Spend here, save there: our real advice
"Where to spend and where to save on a renovation" is one of the most googled questions people ask when they're starting a project. I get it, it's the right question, but the problem is that most of the answers you'll find online are generic, and generic advice tends to point you toward the same safe choices that look good in a listicle but don't account for how a home actually gets lived in or a design that stops you in your tracks.
This is our list (non-exhaustive). It's specific, it's based on what we see on real projects, and some of it might surprise you.
Spend: door and cabinetry hardware
Hardware is the jewellery of a room. It's also one of the few things you touch every single day. The difference between a solid brass handle that has weight and warmth to it and a hollow chrome knockoff is something you feel every time you open a drawer, even if you can't articulate why.
It's also one of the most cost-effective upgrades available. Specifying beautiful hardware across a kitchen or a run of bedroom joinery adds a fraction to the overall build cost and lifts the whole thing. We've never regretted specifying up here. We've occasionally regretted not doing it.
Save: high-end appliances
This is the one that surprises people most. Appliances are where clients are most likely to want to splurge and where we most often push back. A well-regarded mid-range oven performs as well as its luxury counterpart for almost every household. The difference in experience is minimal. The difference in cost is not.
There are exceptions. If you cook seriously and daily, a professional-spec range might genuinely change how you use your kitchen. But for most households, the logic doesn't hold. Spend the difference on the things that stay when the appliances are eventually replaced.
Spend: recessed plaster downlights
Lighting is the single most underinvested element in most renovations. Standard downlights, the kind with visible trim rings, are fine, but they date a room and interrupt a ceiling in a way that's hard to unsee once you've noticed it. Recessed plaster lights disappear into the ceiling entirely and, combined with a well-considered lighting plan, transform how a room feels at every hour of the day.

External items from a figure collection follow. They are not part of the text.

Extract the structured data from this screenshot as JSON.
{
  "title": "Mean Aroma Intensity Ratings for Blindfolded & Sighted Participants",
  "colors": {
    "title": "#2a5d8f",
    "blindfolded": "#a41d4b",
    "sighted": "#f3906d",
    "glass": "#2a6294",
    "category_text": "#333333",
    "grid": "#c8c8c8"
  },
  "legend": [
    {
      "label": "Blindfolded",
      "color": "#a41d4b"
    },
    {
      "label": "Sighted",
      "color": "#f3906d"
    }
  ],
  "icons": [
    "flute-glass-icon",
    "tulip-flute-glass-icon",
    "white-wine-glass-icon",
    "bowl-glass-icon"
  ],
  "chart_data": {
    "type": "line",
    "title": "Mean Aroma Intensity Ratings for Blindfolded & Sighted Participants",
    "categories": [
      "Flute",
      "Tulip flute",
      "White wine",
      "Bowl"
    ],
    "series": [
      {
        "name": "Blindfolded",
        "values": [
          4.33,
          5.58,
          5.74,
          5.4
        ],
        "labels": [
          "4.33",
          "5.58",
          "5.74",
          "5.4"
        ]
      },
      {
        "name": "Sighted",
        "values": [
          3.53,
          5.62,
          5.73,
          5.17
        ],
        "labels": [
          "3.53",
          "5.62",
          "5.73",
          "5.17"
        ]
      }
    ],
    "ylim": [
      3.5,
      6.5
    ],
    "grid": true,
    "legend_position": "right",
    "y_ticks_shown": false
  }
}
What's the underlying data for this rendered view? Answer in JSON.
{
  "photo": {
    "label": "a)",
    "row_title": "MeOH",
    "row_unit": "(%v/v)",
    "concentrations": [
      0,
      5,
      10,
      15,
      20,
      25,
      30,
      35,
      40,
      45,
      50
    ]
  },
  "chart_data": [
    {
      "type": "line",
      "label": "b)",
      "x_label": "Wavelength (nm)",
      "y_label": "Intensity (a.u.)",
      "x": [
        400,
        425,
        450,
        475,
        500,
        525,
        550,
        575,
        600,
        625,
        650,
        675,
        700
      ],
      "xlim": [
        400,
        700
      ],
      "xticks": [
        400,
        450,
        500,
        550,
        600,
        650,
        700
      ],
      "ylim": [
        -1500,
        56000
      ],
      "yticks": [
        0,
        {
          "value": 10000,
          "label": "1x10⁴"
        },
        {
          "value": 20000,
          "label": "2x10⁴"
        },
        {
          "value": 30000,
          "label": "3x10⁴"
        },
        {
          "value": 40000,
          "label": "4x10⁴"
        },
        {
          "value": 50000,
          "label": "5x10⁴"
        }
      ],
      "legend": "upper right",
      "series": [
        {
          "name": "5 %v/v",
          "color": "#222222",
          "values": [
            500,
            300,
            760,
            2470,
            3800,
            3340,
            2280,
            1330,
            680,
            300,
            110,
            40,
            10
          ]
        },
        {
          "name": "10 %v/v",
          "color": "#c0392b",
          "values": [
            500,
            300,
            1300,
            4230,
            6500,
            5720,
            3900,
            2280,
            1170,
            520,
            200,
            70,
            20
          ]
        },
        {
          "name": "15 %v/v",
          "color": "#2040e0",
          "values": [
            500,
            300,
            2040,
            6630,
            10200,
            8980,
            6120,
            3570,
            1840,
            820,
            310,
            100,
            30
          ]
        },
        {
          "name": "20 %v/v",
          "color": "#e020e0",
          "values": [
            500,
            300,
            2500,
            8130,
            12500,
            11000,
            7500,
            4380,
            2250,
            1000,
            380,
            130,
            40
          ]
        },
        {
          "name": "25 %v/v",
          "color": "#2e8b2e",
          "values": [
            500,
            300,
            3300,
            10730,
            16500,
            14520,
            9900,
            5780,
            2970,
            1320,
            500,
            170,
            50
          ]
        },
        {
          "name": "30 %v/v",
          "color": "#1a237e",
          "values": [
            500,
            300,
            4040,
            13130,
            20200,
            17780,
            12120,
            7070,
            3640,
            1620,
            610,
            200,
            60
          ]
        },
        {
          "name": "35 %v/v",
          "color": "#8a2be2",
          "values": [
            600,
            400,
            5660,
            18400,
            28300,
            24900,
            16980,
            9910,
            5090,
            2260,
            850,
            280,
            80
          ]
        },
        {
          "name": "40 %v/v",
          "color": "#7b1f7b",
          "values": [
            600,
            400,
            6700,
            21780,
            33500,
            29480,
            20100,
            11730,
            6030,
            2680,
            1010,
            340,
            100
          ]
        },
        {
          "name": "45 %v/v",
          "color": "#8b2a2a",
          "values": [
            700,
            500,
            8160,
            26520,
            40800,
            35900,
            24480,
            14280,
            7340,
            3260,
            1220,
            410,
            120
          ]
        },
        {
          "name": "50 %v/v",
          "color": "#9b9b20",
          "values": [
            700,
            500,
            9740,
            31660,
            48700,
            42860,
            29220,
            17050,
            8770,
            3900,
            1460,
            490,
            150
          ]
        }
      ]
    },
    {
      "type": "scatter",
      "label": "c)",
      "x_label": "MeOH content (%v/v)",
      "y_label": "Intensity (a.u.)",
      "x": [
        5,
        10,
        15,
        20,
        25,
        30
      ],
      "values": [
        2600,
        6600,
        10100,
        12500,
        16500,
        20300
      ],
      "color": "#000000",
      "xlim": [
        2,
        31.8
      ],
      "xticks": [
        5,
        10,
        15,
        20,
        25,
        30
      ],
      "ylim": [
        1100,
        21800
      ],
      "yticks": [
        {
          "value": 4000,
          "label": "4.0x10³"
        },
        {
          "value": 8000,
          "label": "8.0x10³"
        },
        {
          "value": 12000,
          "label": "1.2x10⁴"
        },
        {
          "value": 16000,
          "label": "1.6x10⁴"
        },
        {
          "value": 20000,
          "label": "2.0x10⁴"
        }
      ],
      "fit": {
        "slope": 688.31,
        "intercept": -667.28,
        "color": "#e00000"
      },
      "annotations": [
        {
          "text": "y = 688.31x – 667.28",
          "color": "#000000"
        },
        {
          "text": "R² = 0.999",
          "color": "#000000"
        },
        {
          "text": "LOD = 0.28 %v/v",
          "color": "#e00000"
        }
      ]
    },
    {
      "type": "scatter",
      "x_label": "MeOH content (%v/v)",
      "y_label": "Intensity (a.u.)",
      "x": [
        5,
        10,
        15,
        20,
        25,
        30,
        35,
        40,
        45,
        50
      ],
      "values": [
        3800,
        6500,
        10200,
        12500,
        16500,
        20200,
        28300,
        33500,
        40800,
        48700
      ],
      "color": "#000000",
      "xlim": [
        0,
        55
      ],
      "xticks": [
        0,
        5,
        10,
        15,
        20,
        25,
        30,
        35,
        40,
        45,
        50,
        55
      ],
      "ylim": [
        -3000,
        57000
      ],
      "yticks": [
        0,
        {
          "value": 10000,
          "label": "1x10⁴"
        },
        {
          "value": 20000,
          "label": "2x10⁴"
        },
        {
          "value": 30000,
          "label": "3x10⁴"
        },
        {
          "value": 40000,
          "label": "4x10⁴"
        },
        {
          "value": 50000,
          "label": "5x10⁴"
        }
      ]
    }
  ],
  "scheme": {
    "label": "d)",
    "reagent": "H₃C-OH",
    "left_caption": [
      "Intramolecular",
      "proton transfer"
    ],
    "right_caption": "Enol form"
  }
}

The installation cost is higher but the result is a room that looks genuinely finished rather than lit.
Save: internal doors
Internal doors matter less than people think. A clean, well-hung door in a good quality paint finish reads perfectly well in almost any interior. It's not that doors are unimportant, it's that the premium for a "designer" internal door rarely shows up in the finished room the way spending the same money on something else would.
If doors are a passion, spend on them. But if you're looking for somewhere to claw back budget, this is a great place to find it. If you spend money on a gorgeous handle or knob, even on a plain door, the whole thing feels elevated and expensive - your friends will be impressed.
Spend: the anchor tile
In any room with tiling, there is usually one tile that sets the tone. It might be a gorgeous textured wall tile in a bathroom or a lovely traditional mosaic floor tile in an entrance. This is the tile to spend on. It's what the room is built around, and the quality of the material shows in a way that a good photograph can't fully capture.
Elsewhere, the secondary tiles, the practical surfaces, there is almost always a strong option at a sensible price point. We have many favourites that we use time and time again and they never fail us.
Save: statement light fittings in secondary spaces
A beautiful pendant in the right location can anchor a room. But a beautiful pendant in a corridor, a utility room, or a downstairs WC is unlikely to be the thing that makes or breaks the space, and statement fittings in secondary locations often read as slightly effortful rather than confident. A simpler, well-made fitting in these spaces, and genuine investment in the rooms where it counts, is definitely the stronger choice.
Spend: underfloor heating under stone or tile
If your renovation includes stone or tile floors, especially in kitchens and bathrooms, underfloor heating is essential, it’s not a luxury. A cold stone floor is a daily friction point in a way that's easy to dismiss at the specification stage and impossible to ignore once you're living with it. The retrofit cost is significant and completely disruptive but the installation cost during a renovation is manageable. This is almost always worth doing at the time.
The underlying principle here is permanence.
We spend on the things that are hard to change, expensive to replace, and present every day. We save on the things that are replaceable, trend-dependent, or less noticed than the budget suggests.
When budgets get squeezed, it's usually the wrong things that get cut - the invisible, expensive-to-fix stuff quietly disappears from the spec while the flashy showroom purchases stay. Our job, in part, is to catch that before it happens.